Saat matahari masih belum juga condong ke arah barat, kami
memutuskan untuk mampir ke sebuah tempat yang papan namanya sudah berkali-kali kami
lewati. Papan nama bertuliskan Monumen Perjuangan TNI AU itu terlihat sudah
agak kusam, kontras dengan padi di sawah yang sedang ijo royo-royo. Maklum saja
ini jalanan desa dekat persawahan warga, (yang biasanya dilewati kanjeng papi
saat masih berkantor di Jl.Imogiri Barat) jadi mungkin saja papan nama tersebut
luput dari perhatian.
Replika Ekor Pesawat
Monumen perjuangan TNI AU terletak di Ngoto, Bangunharjo,
Sewon, Bantul dulu yang dikenal dengan
nama monumen Ngoto.
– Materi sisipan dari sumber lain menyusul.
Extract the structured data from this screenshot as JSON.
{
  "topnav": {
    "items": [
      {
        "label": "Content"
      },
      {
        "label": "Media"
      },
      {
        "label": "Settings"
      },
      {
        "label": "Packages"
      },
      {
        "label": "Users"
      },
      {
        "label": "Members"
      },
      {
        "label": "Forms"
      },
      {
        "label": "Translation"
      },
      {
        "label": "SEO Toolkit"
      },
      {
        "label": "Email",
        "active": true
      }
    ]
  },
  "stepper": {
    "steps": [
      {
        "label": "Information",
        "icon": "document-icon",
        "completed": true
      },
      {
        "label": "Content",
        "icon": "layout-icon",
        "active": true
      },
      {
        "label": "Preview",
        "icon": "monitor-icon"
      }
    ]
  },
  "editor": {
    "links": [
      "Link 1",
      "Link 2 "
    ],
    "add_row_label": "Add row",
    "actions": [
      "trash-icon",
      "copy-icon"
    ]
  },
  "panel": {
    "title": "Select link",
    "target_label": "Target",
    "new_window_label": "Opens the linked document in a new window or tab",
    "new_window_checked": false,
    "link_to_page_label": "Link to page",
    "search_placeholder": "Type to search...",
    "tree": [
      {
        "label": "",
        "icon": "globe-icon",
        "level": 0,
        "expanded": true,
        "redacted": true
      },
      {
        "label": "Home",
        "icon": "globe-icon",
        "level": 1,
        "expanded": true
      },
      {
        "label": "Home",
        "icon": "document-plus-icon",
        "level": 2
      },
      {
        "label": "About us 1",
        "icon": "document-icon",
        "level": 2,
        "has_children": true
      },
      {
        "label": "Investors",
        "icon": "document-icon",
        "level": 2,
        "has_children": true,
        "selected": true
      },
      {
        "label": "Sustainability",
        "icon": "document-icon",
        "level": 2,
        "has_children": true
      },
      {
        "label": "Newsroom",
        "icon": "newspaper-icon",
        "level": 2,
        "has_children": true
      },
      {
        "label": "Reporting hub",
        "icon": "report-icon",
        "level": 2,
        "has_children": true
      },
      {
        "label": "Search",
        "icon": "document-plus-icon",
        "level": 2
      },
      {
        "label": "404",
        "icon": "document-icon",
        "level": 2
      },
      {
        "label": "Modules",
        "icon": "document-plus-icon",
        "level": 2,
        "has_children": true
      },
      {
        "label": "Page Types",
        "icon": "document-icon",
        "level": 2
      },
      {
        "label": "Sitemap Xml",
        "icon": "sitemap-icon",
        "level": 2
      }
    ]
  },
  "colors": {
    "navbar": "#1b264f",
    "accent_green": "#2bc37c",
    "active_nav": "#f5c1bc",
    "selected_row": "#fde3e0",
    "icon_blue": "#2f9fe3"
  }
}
Pertama kali menginjakkan kaki disini yang terlihat adalah
replika ekor pesawat Dakota VT-CLA yang seolah ikut menyambut para pengunjung yang datang ke kawasan monumen perjuangan TNI AU. Replika ini ditempatkan di dekat portal, dengan tempat yang agak tinggi,
jadi masih terlihat gagah.
Di sekitar replika ekor pesawat, dituliskan keterangan yang kurang lebih berbunyi bahwa pesawat ini merupakan pesawat milik India yang dicarter oleh pemerintah RI untuk mengangkut obat-obatan sumbangan dari pemerintah Singapura. Tetapi pesawat Dakota VT-CLA ditembak jatuh oleh Belanda pada tanggal 29 Juli 1947 sebelum sampai ke Lapangan terbang Maguwo. Selain itu dituliskan pula bahwa beberapa pahlawan kita yang ada di dalam pesawat ini gugur dalam bertugas.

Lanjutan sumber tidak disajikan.